The effects of intracoronary administration of vitamin E on myocardial ischemia-reperfusion injury during coronary artery surgery


CANBAZ S., Duran E., EGE T., SUNAR H., Cikirikcioglu M., ACIPAYAM M.

Thoracic and Cardiovascular Surgeon, cilt.51, sa.2, ss.57-61, 2003 (SCI-Expanded, Scopus) identifier identifier identifier

  • Yayın Türü: Makale / Tam Makale
  • Cilt numarası: 51 Sayı: 2
  • Basım Tarihi: 2003
  • Doi Numarası: 10.1055/s-2003-38983
  • Dergi Adı: Thoracic and Cardiovascular Surgeon
  • Derginin Tarandığı İndeksler: Science Citation Index Expanded (SCI-EXPANDED), Scopus
  • Sayfa Sayıları: ss.57-61
  • Anahtar Kelimeler: Alpha tocopherol, Coronary artery bypass grafting, Ischemia-reperfusion injury, Lactate, Troponin I, Vitamin E
  • Trakya Üniversitesi Adresli: Evet

Özet

Background: Vitamin E has a strong antioxidant capacity, and has been used in several ischemia-reperfusion studies.
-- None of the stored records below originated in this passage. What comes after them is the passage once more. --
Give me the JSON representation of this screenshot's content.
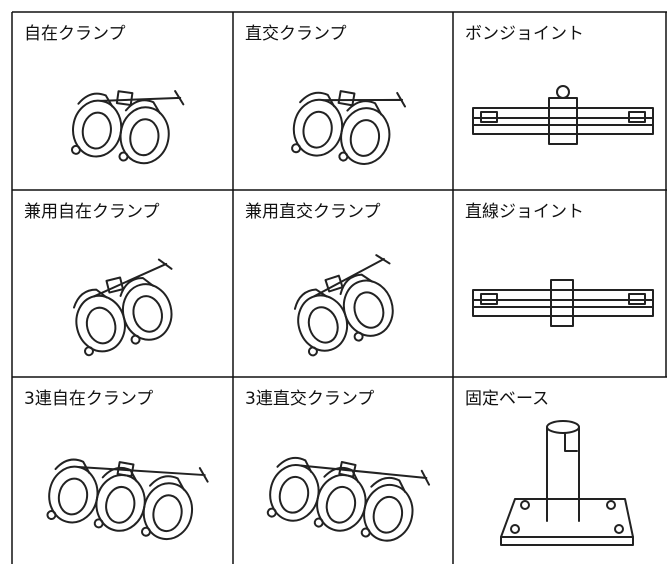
{
  "table": {
    "rows": [
      [
        "自在クランプ",
        "直交クランプ",
        "ボンジョイント"
      ],
      [
        "兼用自在クランプ",
        "兼用直交クランプ",
        "直線ジョイント"
      ],
      [
        "3連自在クランプ",
        "3連直交クランプ",
        "固定ベース"
      ]
    ]
  }
}
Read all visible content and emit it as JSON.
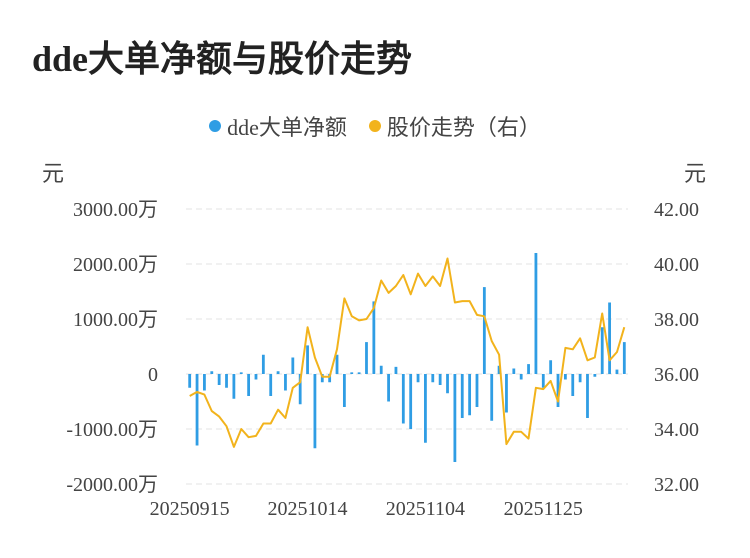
{
  "title": "dde大单净额与股价走势",
  "legend": [
    {
      "label": "dde大单净额",
      "color": "#2f9de4"
    },
    {
      "label": "股价走势（右）",
      "color": "#f2b31c"
    }
  ],
  "left_axis_unit": "元",
  "right_axis_unit": "元",
  "chart_data": {
    "type": "bar+line",
    "grid": true,
    "legend_position": "top-center",
    "x_tick_labels": [
      "20250915",
      "20251014",
      "20251104",
      "20251125"
    ],
    "x_tick_indices": [
      0,
      16,
      32,
      48
    ],
    "y_left": {
      "ticks": [
        3000,
        2000,
        1000,
        0,
        -1000,
        -2000
      ],
      "tick_labels": [
        "3000.00万",
        "2000.00万",
        "1000.00万",
        "0",
        "-1000.00万",
        "-2000.00万"
      ],
      "range": [
        -2000,
        3000
      ]
    },
    "y_right": {
      "ticks": [
        42,
        40,
        38,
        36,
        34,
        32
      ],
      "tick_labels": [
        "42.00",
        "40.00",
        "38.00",
        "36.00",
        "34.00",
        "32.00"
      ],
      "range": [
        32,
        42
      ]
    },
    "series": [
      {
        "name": "dde大单净额",
        "kind": "bar",
        "axis": "left",
        "color": "#2f9de4",
        "values": [
          -250,
          -1300,
          -300,
          50,
          -200,
          -250,
          -450,
          30,
          -400,
          -100,
          350,
          -400,
          50,
          -300,
          300,
          -550,
          520,
          -1350,
          -150,
          -150,
          350,
          -600,
          30,
          30,
          580,
          1320,
          150,
          -500,
          130,
          -900,
          -1000,
          -150,
          -1250,
          -150,
          -200,
          -350,
          -1600,
          -800,
          -750,
          -600,
          1580,
          -850,
          150,
          -700,
          100,
          -100,
          180,
          2200,
          -250,
          250,
          -600,
          -100,
          -400,
          -150,
          -800,
          -50,
          850,
          1300,
          80,
          580
        ]
      },
      {
        "name": "股价走势（右）",
        "kind": "line",
        "axis": "right",
        "color": "#f2b31c",
        "values": [
          35.2,
          35.35,
          35.25,
          34.65,
          34.45,
          34.1,
          33.35,
          34.0,
          33.7,
          33.75,
          34.2,
          34.2,
          34.7,
          34.4,
          35.5,
          35.7,
          37.7,
          36.6,
          35.9,
          35.9,
          36.9,
          38.75,
          38.1,
          37.95,
          38.0,
          38.4,
          39.4,
          38.95,
          39.2,
          39.6,
          38.9,
          39.65,
          39.2,
          39.55,
          39.2,
          40.2,
          38.6,
          38.65,
          38.65,
          38.15,
          38.1,
          37.2,
          36.7,
          33.45,
          33.9,
          33.9,
          33.65,
          35.5,
          35.45,
          35.75,
          35.0,
          36.95,
          36.9,
          37.3,
          36.5,
          36.6,
          38.2,
          36.5,
          36.8,
          37.7
        ]
      }
    ]
  }
}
The aim of this study was to investigate the effects of water-soluble vitamin E (alpha-tocopherol) on myocardial protection during coronary artery surgery. Methods: Water soluble vitamin E (100 mg) in tepid saline (n = 14) or tepid saline alone (n = 16) was administered into the coronary arteries at the end of aortic cross-clamping. Cardiac troponin-I (cTn-I), MB-isoenzyme of creatine kinase (CK-MB), myoglobin, blood gas, and lactate levels in systemic and coronary sinus blood and hemodynamic variables were assessed during and after the operation. Results: Eight hours after reperfusion, cTn-I levels increased to 3.06 ± 1.8 ng/ml and 6.97 ± 3.9 ng/ml in the vitamin E group and control group, respectively (p = 0.01). Coronary sinus lactate concentration was 2.68 ± 0.5 mmol/l in the vitamin E group and 4.01 ± 1.5 mmol/l in the control group 60 minutes after reperfusion (p = 0.027). Conclusions: Administration of vitamin E into the coronary arteries before removal of the aortic cross-clamp can reduce myocardial cell injury and protect the myocardium from ischemia-reperfusion injury.